Keep yourself aware of loan MITC:
Loan MITC (Most Important Terms and Conditions) is a document that all lenders supply meticulously when they deliver a loan agreement, but almost no one bothers to read it. The MITC document contains a quick reference to all common conditions related to loan repayment, pre-closure, loan foreclosure, property repossession, and many other things. If you read the MITC document carefully, you will not even need to call up customer care and wait on long hold for most of the common queries you may have.
Save some loan amount for an emergency:
Just like any other loan, it is strongly advised to keep some money aside from your loan amount as a few months’ EMI to cover your payments in case of unseen emergency scenarios. The norm is to keep EMI of six months with you, and at the very least, you must keep two months of EMIs with you as emergency funds at any time. This will keep you safe in cases of salary delays, job losses, or any other problem which will impact your income. Remember that this money is for an emergency. Car insurance coming due is not an emergency; you should plan for it. Only cases where income stops, should you use this emergency fund to cover your EMIs until you can find a new job.
Now let us look at some of the don’ts related to a Loan Against Property application:
Do not hand over your original KYC documents to anyone:
This goes without saying that today your identity is among the most essential things in your life. Every day people fall victim to identity theft and find out that they are made responsible for something they did not do. This can be simple, like people buying SIM Cards in your name to finding out that someone has taken fake Loans and Credit Cards are in your name, and now you are stuck. Always keep your KYC originals with you and only handle the canceled copies. Do not let anyone take photos of your KYC documents, either.
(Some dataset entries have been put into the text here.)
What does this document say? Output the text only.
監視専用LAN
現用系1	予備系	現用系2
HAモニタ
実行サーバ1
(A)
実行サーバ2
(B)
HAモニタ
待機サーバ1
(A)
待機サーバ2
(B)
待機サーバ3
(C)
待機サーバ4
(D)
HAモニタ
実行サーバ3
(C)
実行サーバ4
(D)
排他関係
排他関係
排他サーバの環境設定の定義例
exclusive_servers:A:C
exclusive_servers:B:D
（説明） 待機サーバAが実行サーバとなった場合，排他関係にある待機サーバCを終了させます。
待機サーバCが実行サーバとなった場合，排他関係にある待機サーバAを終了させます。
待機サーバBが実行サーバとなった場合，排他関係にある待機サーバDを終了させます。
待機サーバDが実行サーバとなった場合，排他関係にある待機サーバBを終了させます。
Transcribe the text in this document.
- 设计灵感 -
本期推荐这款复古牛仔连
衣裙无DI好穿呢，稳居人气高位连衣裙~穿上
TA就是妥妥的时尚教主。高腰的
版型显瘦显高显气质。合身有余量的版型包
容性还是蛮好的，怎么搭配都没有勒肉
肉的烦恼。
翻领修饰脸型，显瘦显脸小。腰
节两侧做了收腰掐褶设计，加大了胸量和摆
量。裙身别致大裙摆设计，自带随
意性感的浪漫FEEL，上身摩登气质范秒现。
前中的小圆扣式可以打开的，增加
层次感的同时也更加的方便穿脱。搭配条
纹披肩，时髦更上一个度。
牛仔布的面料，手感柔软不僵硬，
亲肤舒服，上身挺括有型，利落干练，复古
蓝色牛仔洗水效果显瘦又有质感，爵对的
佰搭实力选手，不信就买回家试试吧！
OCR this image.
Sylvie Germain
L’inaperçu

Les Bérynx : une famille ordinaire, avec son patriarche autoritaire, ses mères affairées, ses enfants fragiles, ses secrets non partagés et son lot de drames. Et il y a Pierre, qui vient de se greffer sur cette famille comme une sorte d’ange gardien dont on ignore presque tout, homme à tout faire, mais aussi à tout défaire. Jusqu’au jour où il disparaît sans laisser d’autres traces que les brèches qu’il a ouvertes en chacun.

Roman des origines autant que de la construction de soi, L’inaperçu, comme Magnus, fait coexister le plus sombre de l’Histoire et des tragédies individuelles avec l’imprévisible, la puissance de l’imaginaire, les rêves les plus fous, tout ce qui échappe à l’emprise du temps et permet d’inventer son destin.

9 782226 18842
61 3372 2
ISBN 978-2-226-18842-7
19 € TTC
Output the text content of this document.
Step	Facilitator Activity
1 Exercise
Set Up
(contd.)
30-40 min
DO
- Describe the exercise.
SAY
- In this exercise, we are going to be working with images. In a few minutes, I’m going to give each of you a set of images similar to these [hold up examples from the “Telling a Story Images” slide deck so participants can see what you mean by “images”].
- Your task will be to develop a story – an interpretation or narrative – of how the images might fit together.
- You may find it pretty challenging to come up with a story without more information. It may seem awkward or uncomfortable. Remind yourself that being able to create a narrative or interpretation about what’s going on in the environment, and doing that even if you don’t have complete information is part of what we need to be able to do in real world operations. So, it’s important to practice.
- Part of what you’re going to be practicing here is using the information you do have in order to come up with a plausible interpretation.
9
Do not skip any of your EMIs:
You have taken out a loan and have to pay it off in EMIs, but many times, you will find yourself tempted to skip an EMI. Never give in to this temptation. Even one missed EMI will incur significant penalty charges, and you will have to suffer a massive blow to your Credit Score. Budget for EMIs every month and pay them as promptly as possible. Never skip EMIs.
Do not fall for advance EMI traps:
Many times, loan agents will tell you that you can save interest by paying advance EMIs. Do not fall for this trap. Unless you are spending part of the principal amount in advance, you will not get any benefit at all. Advance EMI is just paying your next month’s EMI early. Keep the money with you and earn interest on it. Unless you are actually paying off some principal amount in advance, it is best to keep EMI money with you as an emergency fund.
Stay away from loan sharks:
Always ensure that you take your loan from government-regulated financial institutions. This means you should only take loans against the property from a bank or an NBFC authorised for lending by the RBI. For instance, an SBI Loan Against Property is a reliable case of authorised lender. Similarly, private banks are also good choices. Loan sharks will seem easy, but they are predatory lenders, and you will risk your life and property by dealing with them.
Never overstep your monthly budget:
If you ever take out a loan, you will feel a lot of stress about repayment of the money. One great way to stay safe from this stress is to make a monthly budget and stick to it. Control what you spend and tell every rupee in your income where it is to go. Remember that if you do not tell your money where it goes, soon it will start telling you where you go. Make a budget, provision for all EMIs & expenses, and stick to it.
Remember, Loan Against Property is an excellent way to get money when you need it for emergencies. However, it is something to be used wisely!